ゲンタマイシン(ゲンタシン軟膏)の効果・副作用・使い方|皮膚感染症治療薬の正しい使用法

ゲンタシン軟膏とは

ゲンタシン軟膏(一般名:ゲンタマイシン)は皮膚感染症に使われるアミノグリコシド系の抗生物質です。

同じ成分のゲンタシンクリームもあります。こちらは軟膏タイプよりもさらっとしており塗りやすいですが、症状や部位によってどちらが処方されるかは変わってきます。

ゲンタシン軟膏の効果・効能

ゲンタシン軟膏の有効成分はゲンタマイシン硫酸塩です。肌の感染症に広く使用されていますが、添付文書では下記が適応症とされています。

  • 表在性皮膚感染症

  • 慢性膿皮症

  • びらん・潰瘍の二次感染

抗生物質が含有されているため、ニキビの原因菌(アクネ菌)や黄色ブドウ球菌の殺菌作用があります。そのため細菌感染を起こしているニキビの治療にも効果がありますが、白ニキビや黒ニキビには効果が期待できません。

ゲンタシン軟膏の使用方法

患部を石鹸と水で洗ってから、水気を拭き取って乾燥させます。1日に1回~数回塗ってください。

ガーゼに薄く塗ってそれを患部に貼る方法もあります。

注意点として、ゲンタシン軟膏をはじめとする抗生物質は必要最小限の期間だけ使用することが重要です。これはむやみに使ってしまうと耐性菌が発現することがあり、自分の症状が治りにくくなるのはもちろん、周囲の人にも広がってしまう可能性があります。

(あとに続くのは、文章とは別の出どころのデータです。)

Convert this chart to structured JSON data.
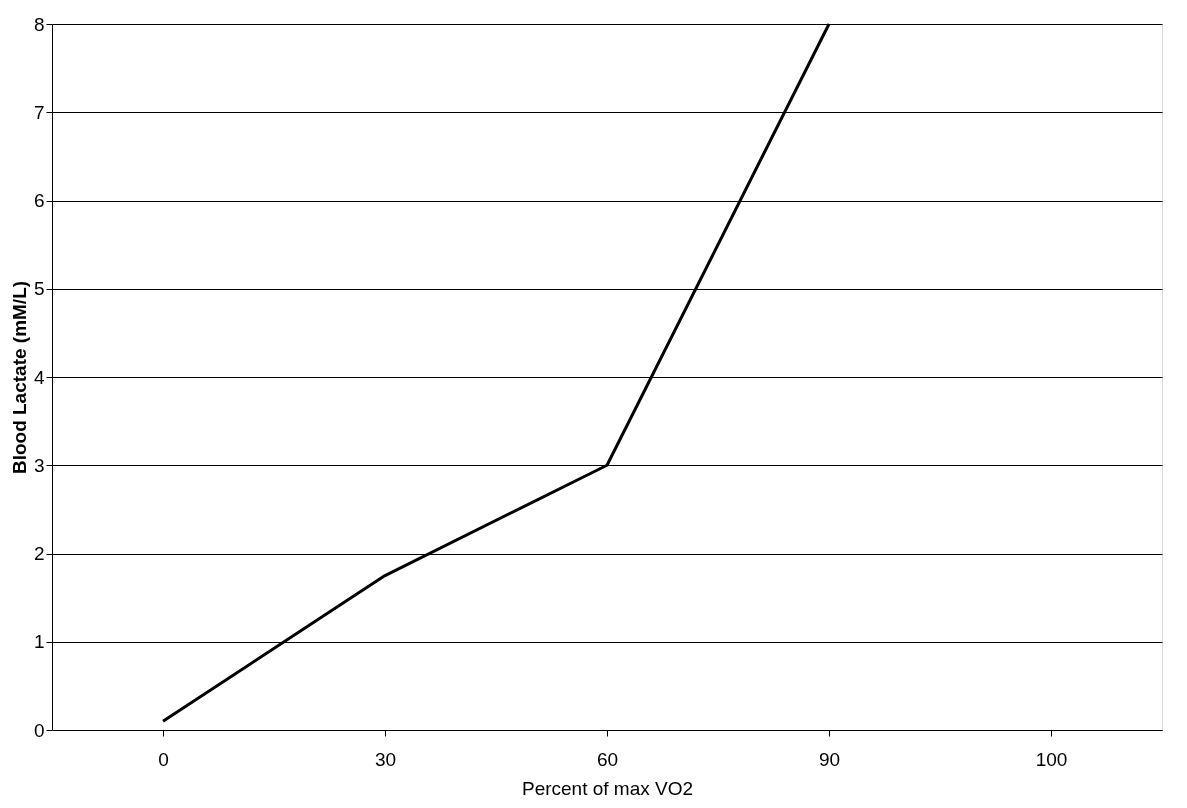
{
  "chart_data": {
    "type": "line",
    "xlabel": "Percent of max VO2",
    "ylabel": "Blood Lactate (mM/L)",
    "categories": [
      "0",
      "30",
      "60",
      "90",
      "100"
    ],
    "series": [
      {
        "color": "#000000",
        "values": [
          0.1,
          1.75,
          3,
          8,
          null
        ]
      }
    ],
    "ylim": [
      0,
      8
    ],
    "yticks": [
      0,
      1,
      2,
      3,
      4,
      5,
      6,
      7,
      8
    ],
    "grid": "y",
    "marker": "none",
    "line_style": "solid"
  }
}
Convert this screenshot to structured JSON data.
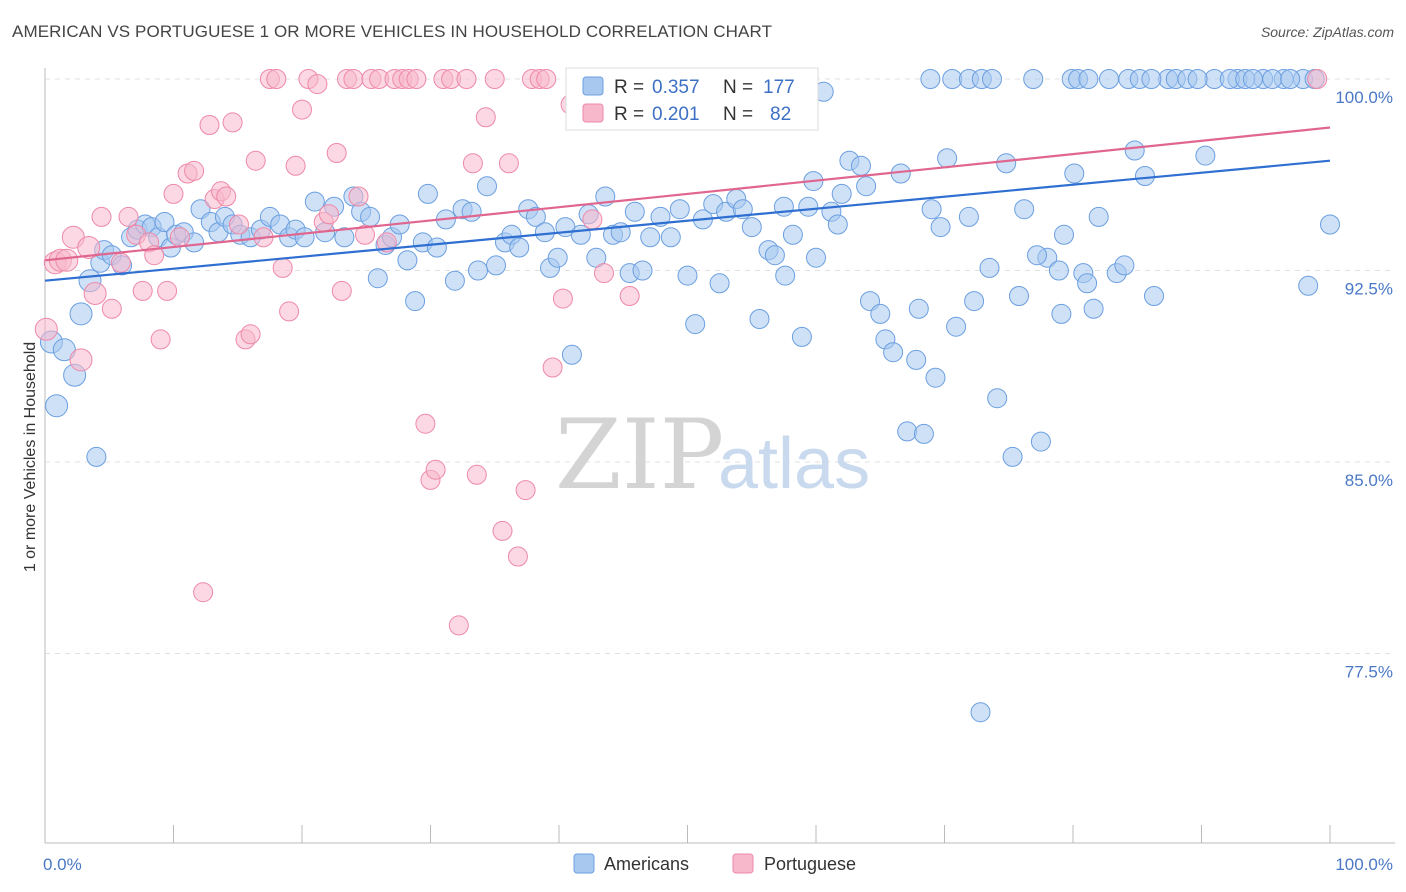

なんとなく効きそうだからという理由で自己判断で塗るのはやめましょう。

ゲンタシン軟膏の副作用

主な副作用

腎障害、難聴、過敏症、発疹などが見られます。

重大な副作用

現在、重大な副作用は報告されていません。

ゲンタシン軟膏が使えない方

以下の薬に対し過敏症の既往歴のある人は、ゲンタシン軟膏を使用できません。

  • ゲンタマイシン硫酸塩

  • 他のアミノグリコシド系抗生物質

  • バシトラシン(商品名:バラマイシン軟膏[バシトラミン+フラジオマイシン硫酸塩])

ゲンタシン軟膏 臨床効果

17.1 有効性及び安全性に関する試験

17.1.1 国内一般臨床試験

237例においてゲンタシン軟膏及びクリームは表在性皮膚感染症には82.8%(106/128)、湿疹及び類症の二次感染には69.8%(37/53)、慢性膿皮症の二次感染には64.9%(24/37)、びらん・潰瘍の二次感染には57.9%(11/19)の有効率を示した。

引用:ゲンタシン軟膏 添付文書

よくある質問

残薬のゲンタシン軟膏を擦り傷に使ってもいいですか?

耐性菌の発現・増加につながるため、医師の診断を受けて使うようにしてください。

やけどには効きますか?

ゲンタシン軟膏にやけどを治す効果はありませんが、やけどの患部からの細菌感染には効果があります。ただし自己判断で塗るのではなく、医師の診断を受けてから使用するようにしてください。

ゲンタシン軟膏に市販薬はありますか?

ゲンタシン軟膏と同じ成分の市販薬はありませんが、ゲンタシンの有効成分であるゲンタマイシン硫酸塩と同系統の成分(フラジオマイシン)を含む市販薬「バラマイシン軟膏」があります。ただし適応が異なるため、ゲンタシン軟膏の代わりに市販薬を使うことはできません。医師の処方を受けるようにしてください。